When you're done soaking, boil them with the lid tilted for an hour or two (some beans cook faster than others). Also stir them often and keep adding water. You shouldn't have anymore crunchy beans.
My mom, who makes wonderful ham and beans, told me to never, ever add salt or anything that might contain salt until the beans are cooked through. I think the salt stops the water absorption, and you end up with crunchy beans.
She also told me 2 ways you can soak beans. The easy way (least work involved) is to soak them in about 4 times as much water overnight. The faster way is to put them in 4 times as much water, bring them to a boil and boil for 2 minutes. Remove from heat, cover and let set for 2 hours. You will still need to cook the beans after this. Unfortunately, there isn't really any quick way to cook dried beans.

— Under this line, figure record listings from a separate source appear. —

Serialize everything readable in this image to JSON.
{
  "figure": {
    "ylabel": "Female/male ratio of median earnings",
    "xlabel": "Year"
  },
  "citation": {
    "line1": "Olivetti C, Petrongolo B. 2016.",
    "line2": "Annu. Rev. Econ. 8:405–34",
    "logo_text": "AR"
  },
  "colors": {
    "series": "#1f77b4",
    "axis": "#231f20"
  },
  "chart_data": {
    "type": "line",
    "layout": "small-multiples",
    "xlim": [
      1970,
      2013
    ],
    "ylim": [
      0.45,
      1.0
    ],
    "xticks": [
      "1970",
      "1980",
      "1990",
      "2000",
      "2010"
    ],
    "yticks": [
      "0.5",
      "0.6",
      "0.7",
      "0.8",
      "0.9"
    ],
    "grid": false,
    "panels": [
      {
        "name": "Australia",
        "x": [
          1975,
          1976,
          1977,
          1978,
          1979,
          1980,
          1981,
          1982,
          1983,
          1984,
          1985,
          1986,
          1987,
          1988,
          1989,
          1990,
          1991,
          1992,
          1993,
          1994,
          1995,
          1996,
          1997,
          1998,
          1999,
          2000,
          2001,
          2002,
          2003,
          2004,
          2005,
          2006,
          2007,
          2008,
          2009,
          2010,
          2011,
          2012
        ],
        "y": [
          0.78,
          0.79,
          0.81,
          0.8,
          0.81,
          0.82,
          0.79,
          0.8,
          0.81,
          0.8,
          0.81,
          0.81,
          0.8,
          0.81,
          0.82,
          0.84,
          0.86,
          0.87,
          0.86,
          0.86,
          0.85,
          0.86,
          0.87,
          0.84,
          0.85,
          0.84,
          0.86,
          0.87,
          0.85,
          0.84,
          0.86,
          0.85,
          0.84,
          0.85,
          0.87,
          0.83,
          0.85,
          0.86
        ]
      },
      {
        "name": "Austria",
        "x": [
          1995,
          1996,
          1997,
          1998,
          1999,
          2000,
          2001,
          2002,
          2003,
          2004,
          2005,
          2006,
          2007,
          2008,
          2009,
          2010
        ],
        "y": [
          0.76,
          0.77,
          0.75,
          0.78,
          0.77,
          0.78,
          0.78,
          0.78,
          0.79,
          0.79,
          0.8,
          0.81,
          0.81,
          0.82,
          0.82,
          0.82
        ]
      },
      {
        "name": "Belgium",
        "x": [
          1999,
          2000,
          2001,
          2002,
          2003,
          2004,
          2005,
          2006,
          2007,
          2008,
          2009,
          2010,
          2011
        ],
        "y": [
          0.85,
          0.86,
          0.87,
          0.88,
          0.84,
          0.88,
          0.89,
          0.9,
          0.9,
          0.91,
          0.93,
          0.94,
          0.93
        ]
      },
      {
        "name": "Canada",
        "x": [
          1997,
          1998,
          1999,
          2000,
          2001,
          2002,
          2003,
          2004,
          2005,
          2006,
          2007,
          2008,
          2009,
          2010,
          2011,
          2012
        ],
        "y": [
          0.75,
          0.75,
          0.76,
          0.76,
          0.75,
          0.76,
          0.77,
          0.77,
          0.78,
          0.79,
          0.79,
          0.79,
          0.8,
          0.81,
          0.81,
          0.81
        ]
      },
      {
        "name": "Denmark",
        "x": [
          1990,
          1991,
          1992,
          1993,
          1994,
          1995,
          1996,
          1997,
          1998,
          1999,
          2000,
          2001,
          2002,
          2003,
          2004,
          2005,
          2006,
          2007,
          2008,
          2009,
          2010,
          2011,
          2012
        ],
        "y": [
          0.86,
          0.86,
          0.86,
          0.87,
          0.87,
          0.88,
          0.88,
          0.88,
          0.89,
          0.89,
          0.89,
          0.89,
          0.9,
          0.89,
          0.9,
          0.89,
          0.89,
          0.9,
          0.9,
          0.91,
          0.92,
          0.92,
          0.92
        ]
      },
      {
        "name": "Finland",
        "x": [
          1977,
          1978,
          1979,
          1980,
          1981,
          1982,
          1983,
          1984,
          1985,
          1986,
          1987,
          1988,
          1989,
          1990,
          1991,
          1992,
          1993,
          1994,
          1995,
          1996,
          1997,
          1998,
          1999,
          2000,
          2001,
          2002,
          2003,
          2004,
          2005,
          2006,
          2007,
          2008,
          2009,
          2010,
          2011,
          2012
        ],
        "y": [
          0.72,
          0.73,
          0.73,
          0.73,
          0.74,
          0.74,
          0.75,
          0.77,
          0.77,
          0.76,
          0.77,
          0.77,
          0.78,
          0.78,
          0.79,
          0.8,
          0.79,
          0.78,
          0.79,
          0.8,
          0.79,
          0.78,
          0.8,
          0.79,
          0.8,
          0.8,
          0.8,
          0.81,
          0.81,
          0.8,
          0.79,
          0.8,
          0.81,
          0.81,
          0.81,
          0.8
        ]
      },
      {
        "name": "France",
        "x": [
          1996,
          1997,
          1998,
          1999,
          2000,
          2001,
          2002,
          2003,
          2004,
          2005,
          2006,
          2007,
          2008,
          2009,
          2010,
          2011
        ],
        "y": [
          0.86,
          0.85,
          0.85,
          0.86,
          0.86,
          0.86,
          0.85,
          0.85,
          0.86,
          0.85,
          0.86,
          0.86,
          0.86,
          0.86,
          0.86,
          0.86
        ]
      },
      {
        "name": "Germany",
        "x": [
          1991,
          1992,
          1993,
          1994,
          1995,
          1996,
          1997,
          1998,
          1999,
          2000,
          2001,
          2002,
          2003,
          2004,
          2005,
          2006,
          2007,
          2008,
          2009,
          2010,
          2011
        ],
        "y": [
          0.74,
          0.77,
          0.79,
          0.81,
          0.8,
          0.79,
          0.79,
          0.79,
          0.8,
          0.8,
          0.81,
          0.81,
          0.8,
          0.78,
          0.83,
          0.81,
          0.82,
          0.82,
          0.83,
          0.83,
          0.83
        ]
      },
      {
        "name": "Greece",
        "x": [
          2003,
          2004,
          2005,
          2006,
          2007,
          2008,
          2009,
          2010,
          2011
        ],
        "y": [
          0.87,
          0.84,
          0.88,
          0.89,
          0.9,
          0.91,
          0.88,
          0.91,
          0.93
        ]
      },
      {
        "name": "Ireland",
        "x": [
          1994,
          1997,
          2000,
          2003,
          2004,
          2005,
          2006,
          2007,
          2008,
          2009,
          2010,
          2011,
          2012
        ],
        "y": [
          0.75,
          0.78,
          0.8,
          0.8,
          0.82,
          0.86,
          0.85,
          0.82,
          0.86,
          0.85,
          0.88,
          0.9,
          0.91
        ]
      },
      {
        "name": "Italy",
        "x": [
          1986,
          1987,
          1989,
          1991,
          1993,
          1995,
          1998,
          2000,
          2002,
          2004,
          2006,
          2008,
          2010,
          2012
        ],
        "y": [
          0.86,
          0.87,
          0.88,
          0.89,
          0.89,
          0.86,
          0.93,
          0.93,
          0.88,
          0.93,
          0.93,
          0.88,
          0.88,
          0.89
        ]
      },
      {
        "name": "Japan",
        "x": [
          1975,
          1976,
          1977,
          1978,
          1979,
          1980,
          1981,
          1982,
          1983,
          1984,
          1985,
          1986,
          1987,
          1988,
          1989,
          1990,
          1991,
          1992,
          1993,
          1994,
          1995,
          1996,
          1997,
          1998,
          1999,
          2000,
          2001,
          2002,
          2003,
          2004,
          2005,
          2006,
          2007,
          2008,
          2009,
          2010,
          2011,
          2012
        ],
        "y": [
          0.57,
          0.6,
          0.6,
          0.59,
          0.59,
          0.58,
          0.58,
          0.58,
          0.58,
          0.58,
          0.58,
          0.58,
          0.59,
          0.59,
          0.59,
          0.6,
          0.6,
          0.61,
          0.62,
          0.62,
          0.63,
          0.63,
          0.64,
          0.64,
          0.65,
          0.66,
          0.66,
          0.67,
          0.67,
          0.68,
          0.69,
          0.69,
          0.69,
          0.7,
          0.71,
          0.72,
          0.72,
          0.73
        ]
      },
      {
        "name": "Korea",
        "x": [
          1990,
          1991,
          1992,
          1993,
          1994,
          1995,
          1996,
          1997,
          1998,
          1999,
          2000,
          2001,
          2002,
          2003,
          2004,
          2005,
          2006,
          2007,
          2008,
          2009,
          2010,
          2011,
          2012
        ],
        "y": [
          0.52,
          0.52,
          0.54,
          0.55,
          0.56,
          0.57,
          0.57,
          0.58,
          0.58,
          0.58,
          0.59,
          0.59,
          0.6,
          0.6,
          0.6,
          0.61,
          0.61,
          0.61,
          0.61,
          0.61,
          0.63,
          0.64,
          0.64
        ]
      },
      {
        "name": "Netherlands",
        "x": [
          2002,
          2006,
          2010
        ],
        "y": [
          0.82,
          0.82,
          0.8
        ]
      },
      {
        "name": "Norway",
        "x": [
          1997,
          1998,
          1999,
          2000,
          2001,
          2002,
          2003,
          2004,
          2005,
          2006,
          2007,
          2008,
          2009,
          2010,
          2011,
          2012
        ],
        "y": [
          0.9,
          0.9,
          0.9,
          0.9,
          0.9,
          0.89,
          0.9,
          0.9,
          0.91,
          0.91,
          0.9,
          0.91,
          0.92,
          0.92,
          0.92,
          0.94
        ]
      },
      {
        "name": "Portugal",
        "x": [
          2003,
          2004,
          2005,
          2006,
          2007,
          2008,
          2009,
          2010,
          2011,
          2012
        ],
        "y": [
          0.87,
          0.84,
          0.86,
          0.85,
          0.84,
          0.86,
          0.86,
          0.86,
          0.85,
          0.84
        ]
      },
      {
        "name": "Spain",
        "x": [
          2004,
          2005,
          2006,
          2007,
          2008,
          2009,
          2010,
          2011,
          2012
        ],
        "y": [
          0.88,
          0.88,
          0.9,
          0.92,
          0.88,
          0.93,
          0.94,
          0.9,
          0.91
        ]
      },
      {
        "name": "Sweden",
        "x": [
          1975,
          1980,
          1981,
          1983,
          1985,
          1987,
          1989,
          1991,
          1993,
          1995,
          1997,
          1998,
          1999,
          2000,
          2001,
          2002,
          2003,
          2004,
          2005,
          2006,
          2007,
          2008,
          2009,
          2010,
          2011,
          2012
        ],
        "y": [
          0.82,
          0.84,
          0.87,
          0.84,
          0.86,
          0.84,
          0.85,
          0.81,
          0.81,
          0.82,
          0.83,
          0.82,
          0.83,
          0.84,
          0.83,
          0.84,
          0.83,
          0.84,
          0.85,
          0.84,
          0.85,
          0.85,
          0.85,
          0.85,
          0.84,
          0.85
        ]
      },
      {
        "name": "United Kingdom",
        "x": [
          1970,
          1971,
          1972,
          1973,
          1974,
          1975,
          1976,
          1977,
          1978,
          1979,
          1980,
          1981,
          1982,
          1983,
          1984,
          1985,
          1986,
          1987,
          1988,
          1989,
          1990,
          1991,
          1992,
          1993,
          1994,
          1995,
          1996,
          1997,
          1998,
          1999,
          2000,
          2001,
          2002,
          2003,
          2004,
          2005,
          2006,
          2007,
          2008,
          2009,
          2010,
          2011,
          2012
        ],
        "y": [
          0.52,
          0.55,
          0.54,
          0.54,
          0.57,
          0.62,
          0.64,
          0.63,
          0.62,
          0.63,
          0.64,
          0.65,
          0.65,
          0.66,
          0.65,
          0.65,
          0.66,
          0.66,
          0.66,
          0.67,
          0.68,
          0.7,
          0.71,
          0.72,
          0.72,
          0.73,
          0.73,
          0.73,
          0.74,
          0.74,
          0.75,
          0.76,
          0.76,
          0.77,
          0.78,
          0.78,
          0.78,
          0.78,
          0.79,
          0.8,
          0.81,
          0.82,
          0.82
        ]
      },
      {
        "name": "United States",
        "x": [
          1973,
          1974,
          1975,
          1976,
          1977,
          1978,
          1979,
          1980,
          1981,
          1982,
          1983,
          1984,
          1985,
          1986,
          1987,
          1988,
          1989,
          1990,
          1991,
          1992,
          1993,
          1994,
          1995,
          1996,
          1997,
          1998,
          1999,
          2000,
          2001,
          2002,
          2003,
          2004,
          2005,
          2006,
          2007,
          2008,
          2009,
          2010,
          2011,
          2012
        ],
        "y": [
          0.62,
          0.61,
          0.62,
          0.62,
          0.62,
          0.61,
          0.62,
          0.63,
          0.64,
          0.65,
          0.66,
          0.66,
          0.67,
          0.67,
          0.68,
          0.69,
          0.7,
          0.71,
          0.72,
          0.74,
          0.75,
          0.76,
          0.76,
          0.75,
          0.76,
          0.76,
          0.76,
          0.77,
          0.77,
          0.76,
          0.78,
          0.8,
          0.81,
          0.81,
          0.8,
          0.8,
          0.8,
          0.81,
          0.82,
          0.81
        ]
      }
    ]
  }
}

Dry beans can be soaked overnight in just a pan of water covered with water and a lid. Put in a pinch of salt to add to the taste. simmering is not needed but will help speed it up if you need to use dry beans . If you can start your beans in the crock pot the night before after dinner is usually good and let them simmer on low for about eight hours. If you want them quicker. Try using canned cooked beans. BE Sure you drain and rinse them under cold water before using. this is actually a cheaper way if you aren't cooking for a big crowd.
I soaked some Great Northern beans for 24 hours, changing water three times. I then put them in to simmer as a white chili for another 3.5 hours at low heat. Still crunchy. No salt, from what I can tell, no acids either. Low sodium chicken broth, to boot. Any ideas?
Get a pressure cooker. You can cook dried beans start to finish in about 30 minutes, depending on the type of bean. (Bigger beans take longer.) I didn't believe it until I tried it. Pressure cookers are much better than they used to be; they don't blow up like they used to, so make sure you get a new-fangled one. Make sure to read the instructions, though. There is also a good book called "Vegetarian Cooking Under Pressure" by Lorna J. Sass which has great details about how to cook dried beans.